NCL: Protect children in tobacco fields – National Consumers League

childtobacco.jpgAs a nation, we have turned our backs on some of America’s most vulnerable workers. Right here, in Kentucky and other tobacco-producing states, children as young as 7 years old are facing Third World conditions. Toiling in the hot sun, these child workers must don black plastic trash bags with holes poked for their head and arms to avoid contact with tobacco leaves. Without it, their skin absorbs nicotine — a lot of nicotine. On a humid day, when tobacco leaves are dripping with dew, a tobacco worker may be exposed to levels of nicotine equivalent to smoking three dozen cigarettes. Nearly a two-pack-a-day habit.

America boasts progressive labor laws, yet hundreds of children working in our fields are subject to unhealthy, unsafe levels of nicotine exposure. These young workers often suffer from “green tobacco sickness,” which leads to dizziness, nausea, vomiting and other health complications. We should be ashamed that the laws protecting American child laborers on U.S. tobacco farms are weaker than the laws in many developing nations. In India and Brazil, for example, people younger than 18 are not legally allowed to work in tobacco fields. In America, children can work in tobacco fields at 16, and — in certain situations — children can legally begin working in other types of agriculture at 12 years of age.

As the most powerful country in the world, what kind of example are we setting?

It is time for our collective conscience to be stirred.

No longer can we turn our backs to the reality of girls in Kentucky working long hours in the fields through bouts of nausea and dizziness, making less than minimum wage. No longer should we ignore the image of a young man in North Carolina, thirsty, tired, and ill after working a 12-hour shift in the fields. Many of these young laborers come largely from Latino immigrant families, working with virtually no protections and in constant fear of losing their jobs. These horrid working conditions for children have no place in America.

Americans are rejecting cigarettes in record numbers: Today 18 percent of us smoke, compared with 45 percent in the 1950s. American retailers are discontinuing sales: CVS has sacrificed $2 billion a year in profit by removing tobacco products from its shelves. We are finally making progress in reducing tobacco use, yet we cannot muster the resolve to prevent children from being exposed to nicotine via dangerous, difficult farmwork.

For decades, health and child labor advocates have called for reforms to our agriculture laws to better protect the children working in our fields. In 2012, these advocates — and American child farmworkers — suffered a devastating defeat when the Obama Administration buckled to the powerful agriculture lobby and legislators from tobacco-producing states, withdrawing rules that would have increased protections for child farmworkers and specifically banned tobacco work for children under 16.

Efforts to right this wrong are building momentum.

In May, Human Rights Watch released a jarring report documenting the working conditions of 141 children, ages 7 to 17, who work in U.S. tobacco fields.
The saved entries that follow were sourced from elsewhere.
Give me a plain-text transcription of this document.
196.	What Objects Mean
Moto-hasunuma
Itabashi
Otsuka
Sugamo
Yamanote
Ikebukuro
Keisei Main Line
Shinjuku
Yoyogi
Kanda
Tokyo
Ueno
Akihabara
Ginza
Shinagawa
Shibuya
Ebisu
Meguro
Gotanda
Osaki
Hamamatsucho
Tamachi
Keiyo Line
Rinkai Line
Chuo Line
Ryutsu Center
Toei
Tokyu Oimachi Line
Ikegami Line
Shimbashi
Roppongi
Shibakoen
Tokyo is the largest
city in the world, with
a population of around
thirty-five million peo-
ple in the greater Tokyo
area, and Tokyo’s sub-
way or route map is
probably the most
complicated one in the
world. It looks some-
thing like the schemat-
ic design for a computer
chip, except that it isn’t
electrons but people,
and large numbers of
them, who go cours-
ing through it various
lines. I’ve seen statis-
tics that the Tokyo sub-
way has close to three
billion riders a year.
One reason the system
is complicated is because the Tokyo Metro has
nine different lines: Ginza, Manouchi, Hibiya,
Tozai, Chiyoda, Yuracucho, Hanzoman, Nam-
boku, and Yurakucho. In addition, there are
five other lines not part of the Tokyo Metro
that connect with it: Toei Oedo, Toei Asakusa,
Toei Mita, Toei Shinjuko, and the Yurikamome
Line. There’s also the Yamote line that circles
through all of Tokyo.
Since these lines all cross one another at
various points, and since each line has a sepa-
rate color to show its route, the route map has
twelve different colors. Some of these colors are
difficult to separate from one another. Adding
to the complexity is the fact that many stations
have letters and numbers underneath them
This led to a rapid response by the advocacy community who, on Aug. 28, sent a letter to the president urging him to take immediate action to protect child tobacco workers. The letter, written by the Child Labor Coalition, a group of more than 30 advocacy organizations that is co-chaired by the National Consumers League, was signed by more than 50 groups.

On Sept. 6, the New York Times profiled child laborers in tobacco fields, exposing the unthinkable conditions under which these children work. And more recently, the Council for Burley Tobacco, an industry group that represents 5,000 tobacco growers, stated publicly: “We do not condone the hiring of anyone under the age of 16 for work in tobacco anywhere in the world.”

In the halls of Congress, there too now exists a glimmer of hope for new legislation that would better protect children in tobacco fields. In July, Rep. David Cicilline, D-R.I., introduced legislation that would amend the Fair Labor Standards Act to eliminate child labor on tobacco farms. More recently, Rep. Matt Cartwright, D-Pa., has called for regulatory reform that would strengthen laws that protect these child workers. In the Senate, 16 members, led by Sen. Tom Harkin, D-Iowa, wrote a letter to the largest tobacco corporations asking them to ban work by minors.

We are now at a critical juncture. The tobacco harvest is at its peak, and the children picking this crop face green tobacco sickness every day they work in the fields.

So often we are disapproving of labor abuses on the other side of the world. We must hold ourselves to that same standard, and no longer turn a blind eye to this national disgrace that is happening in our own backyards. We must enact regulations to protect the nation’s most vulnerable — our children — from this dangerous work.